Bipolaires, schizophrènes, dépressifs… Bienvenue au Club pour retrouver un emploi

Bipolarité, schizophrénie, dépression... Invisible et souvent tabou, le handicap psychique est pourtant loin d'être rare : selon l'OMS, un Européen sur quatre est touché par des troubles psychiques au cours de sa vie, et la prévention n’est pas toujours au rendez-vous.

Et pour les personnes souffrant d'un tel handicap, le parcours professionnel est souvent difficile, parfois entrecoupé d'hospitalisations. Tous handicaps confondus, le taux de chômage est de 14%, contre 8% pour le reste de la population.

Le modèle du "Clubhouse", né à New York en 1948 et qui compte désormais 326 clubs à travers le monde, se veut un lieu de vie créé pour et avec ces personnes fragilisées, fonctionnant sur le principe de la co-gestion.

Dans les locaux de celui de Paris --l'un des cinq que compte l'Hexagone--, ce sont des membres/patients qui assurent eux-mêmes l'accueil.

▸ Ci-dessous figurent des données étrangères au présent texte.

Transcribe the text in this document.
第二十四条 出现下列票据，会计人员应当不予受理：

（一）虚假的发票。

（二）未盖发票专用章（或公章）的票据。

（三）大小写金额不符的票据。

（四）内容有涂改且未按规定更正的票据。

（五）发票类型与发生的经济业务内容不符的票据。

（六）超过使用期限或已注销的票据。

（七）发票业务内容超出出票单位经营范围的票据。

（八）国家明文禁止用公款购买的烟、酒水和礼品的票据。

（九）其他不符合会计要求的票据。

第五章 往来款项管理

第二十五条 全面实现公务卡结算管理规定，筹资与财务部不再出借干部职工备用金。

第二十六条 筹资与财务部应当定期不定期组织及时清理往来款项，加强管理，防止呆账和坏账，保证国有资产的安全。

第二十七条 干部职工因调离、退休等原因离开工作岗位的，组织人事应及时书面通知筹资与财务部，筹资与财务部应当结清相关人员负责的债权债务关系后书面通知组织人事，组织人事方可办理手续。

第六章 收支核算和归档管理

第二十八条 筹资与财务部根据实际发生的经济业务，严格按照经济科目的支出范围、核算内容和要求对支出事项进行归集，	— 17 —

Le lieu est ouvert "à toute personne concernée par des difficultés psychiques, à condition qu'il y ait un accompagnement par un psychiatre", explique Christine, une des sept salariées de la structure.

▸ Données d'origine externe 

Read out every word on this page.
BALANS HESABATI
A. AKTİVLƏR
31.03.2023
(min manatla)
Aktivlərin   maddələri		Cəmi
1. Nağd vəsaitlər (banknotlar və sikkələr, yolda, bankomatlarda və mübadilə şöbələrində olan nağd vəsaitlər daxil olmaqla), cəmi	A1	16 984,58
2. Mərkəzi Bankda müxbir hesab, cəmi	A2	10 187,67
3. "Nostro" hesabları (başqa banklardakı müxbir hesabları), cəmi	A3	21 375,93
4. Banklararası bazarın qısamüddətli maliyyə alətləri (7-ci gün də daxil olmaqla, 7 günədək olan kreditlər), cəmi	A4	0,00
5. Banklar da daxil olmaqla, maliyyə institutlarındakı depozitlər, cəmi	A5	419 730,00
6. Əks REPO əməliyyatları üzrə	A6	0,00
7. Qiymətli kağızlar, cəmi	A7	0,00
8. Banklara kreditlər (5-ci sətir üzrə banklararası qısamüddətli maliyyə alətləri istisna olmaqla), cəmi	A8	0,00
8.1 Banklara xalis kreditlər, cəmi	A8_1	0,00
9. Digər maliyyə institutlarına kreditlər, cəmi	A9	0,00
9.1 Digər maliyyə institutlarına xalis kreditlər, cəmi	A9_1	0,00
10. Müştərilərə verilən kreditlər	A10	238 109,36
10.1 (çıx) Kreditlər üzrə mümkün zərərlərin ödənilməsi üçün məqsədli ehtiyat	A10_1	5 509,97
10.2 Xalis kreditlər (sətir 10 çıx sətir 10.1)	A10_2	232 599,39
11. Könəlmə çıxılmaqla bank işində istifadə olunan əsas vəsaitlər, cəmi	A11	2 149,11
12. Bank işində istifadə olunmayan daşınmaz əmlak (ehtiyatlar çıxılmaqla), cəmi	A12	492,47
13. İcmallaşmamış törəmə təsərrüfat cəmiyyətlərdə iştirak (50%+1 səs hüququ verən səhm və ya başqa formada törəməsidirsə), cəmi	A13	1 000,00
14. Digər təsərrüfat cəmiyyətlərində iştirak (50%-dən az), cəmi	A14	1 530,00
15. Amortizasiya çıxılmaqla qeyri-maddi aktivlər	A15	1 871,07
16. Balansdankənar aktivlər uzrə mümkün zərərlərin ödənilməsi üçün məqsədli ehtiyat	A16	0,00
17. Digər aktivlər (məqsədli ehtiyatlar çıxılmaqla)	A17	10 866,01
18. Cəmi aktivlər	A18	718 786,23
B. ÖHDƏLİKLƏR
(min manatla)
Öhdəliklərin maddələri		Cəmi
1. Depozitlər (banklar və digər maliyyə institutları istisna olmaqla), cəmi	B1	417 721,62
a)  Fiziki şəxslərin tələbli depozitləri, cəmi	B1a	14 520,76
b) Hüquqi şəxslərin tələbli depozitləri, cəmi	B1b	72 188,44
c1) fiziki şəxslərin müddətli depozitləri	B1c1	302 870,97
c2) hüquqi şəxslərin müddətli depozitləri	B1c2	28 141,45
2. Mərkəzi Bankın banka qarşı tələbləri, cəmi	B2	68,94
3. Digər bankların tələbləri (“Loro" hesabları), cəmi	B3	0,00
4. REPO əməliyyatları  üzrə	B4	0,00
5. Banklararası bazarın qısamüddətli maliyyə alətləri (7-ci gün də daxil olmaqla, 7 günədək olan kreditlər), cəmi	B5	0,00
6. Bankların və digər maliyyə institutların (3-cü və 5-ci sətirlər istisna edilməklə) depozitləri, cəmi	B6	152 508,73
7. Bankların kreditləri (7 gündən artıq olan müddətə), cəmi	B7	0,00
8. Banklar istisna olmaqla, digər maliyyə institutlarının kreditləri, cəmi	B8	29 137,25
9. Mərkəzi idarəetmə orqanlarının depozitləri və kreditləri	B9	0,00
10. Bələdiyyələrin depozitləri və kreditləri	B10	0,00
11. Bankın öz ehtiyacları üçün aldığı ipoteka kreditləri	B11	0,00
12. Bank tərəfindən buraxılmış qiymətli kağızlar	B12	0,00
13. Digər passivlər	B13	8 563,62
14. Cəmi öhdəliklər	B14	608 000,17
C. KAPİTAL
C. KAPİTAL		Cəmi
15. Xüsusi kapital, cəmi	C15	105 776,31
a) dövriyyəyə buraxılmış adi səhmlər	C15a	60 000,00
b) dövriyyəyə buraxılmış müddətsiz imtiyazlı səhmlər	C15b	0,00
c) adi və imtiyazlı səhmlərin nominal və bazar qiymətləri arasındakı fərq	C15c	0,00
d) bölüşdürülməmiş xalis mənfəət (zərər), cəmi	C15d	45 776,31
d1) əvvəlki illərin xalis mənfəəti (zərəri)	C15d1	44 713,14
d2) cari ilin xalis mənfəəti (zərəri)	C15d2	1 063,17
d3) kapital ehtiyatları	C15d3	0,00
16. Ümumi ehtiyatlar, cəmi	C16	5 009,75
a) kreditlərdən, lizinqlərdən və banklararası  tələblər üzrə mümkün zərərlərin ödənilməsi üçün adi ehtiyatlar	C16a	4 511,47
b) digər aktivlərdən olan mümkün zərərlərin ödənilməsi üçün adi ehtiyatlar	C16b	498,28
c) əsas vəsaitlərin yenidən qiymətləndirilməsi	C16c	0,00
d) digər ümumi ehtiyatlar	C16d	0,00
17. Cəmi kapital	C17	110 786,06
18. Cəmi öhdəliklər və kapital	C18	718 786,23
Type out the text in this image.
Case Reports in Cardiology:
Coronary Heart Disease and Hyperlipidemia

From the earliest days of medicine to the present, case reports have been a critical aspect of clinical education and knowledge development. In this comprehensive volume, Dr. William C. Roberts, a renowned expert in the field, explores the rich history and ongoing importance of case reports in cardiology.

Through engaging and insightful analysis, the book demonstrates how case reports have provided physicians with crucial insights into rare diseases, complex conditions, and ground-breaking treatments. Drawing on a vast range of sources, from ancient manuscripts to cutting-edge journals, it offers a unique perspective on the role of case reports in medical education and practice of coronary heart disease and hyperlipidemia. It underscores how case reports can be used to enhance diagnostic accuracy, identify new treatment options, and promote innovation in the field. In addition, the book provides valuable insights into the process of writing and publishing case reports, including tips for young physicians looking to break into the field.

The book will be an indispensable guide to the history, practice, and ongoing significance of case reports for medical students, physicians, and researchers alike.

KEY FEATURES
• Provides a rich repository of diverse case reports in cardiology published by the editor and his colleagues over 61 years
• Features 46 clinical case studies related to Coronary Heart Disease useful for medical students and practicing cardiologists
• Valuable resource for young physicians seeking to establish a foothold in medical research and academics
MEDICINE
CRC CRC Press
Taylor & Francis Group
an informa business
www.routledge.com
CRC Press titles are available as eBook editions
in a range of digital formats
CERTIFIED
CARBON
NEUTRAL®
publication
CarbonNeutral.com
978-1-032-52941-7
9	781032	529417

"Les membres font tourner la boutique"

Chaque jour, du lundi au vendredi, les tâches sont réparties sur la base du volontariat : cuisine, nettoyage, comptabilité... S'ajoutent des ateliers emploi, de la sophrologie, etc. Des ordinateurs sont aussi à disposition pour certaines démarches, l'idée étant là encore que les membres soient aidés par leurs pairs.

"Un des principes du Clubhouse est d'être sous-staffé pour que les membres fassent tourner la boutique", souligne d'ailleurs la directrice Annie Cohen auprès de l'AFP.

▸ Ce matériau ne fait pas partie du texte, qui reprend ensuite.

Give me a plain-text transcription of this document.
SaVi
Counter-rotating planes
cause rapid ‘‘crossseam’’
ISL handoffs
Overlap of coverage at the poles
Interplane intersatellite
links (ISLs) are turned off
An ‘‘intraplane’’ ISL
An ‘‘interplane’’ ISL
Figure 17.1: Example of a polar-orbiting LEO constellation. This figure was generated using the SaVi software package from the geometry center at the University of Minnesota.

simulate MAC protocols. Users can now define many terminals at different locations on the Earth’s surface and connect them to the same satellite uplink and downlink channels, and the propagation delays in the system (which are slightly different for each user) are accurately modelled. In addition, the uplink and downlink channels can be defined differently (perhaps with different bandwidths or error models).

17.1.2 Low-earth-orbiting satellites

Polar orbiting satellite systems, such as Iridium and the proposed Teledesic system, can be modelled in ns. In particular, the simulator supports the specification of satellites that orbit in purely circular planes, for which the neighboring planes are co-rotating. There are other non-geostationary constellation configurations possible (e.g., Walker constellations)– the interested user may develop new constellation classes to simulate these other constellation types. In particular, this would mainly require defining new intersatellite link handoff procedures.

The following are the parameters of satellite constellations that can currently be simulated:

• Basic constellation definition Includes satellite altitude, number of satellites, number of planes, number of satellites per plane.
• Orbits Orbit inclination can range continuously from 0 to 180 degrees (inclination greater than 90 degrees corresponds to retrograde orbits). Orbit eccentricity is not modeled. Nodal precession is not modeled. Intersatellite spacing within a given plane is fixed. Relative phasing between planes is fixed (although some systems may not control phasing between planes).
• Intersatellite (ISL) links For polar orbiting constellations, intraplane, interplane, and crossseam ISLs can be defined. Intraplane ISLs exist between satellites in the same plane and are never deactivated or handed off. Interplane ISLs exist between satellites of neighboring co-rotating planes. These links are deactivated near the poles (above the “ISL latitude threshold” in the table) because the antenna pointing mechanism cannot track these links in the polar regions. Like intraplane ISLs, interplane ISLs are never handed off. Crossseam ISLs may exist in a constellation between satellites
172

Chacun choisit par ailleurs un "staff référent" et réfléchit sur son projet de réinsertion, explique Christine.

Dans les vastes locaux colorés du 19e arrondissement, la cuisine ouverte occupe une place centrale. "On découpe les légumes, on fait cuire le repas" conformément au menu établi la semaine précédente, explique Paul (prénom modifié). En moyenne, 30 couverts sont servis quotidiennement (jusqu'à 40 avant le Covid) et chaque membre contribue à hauteur de deux euros.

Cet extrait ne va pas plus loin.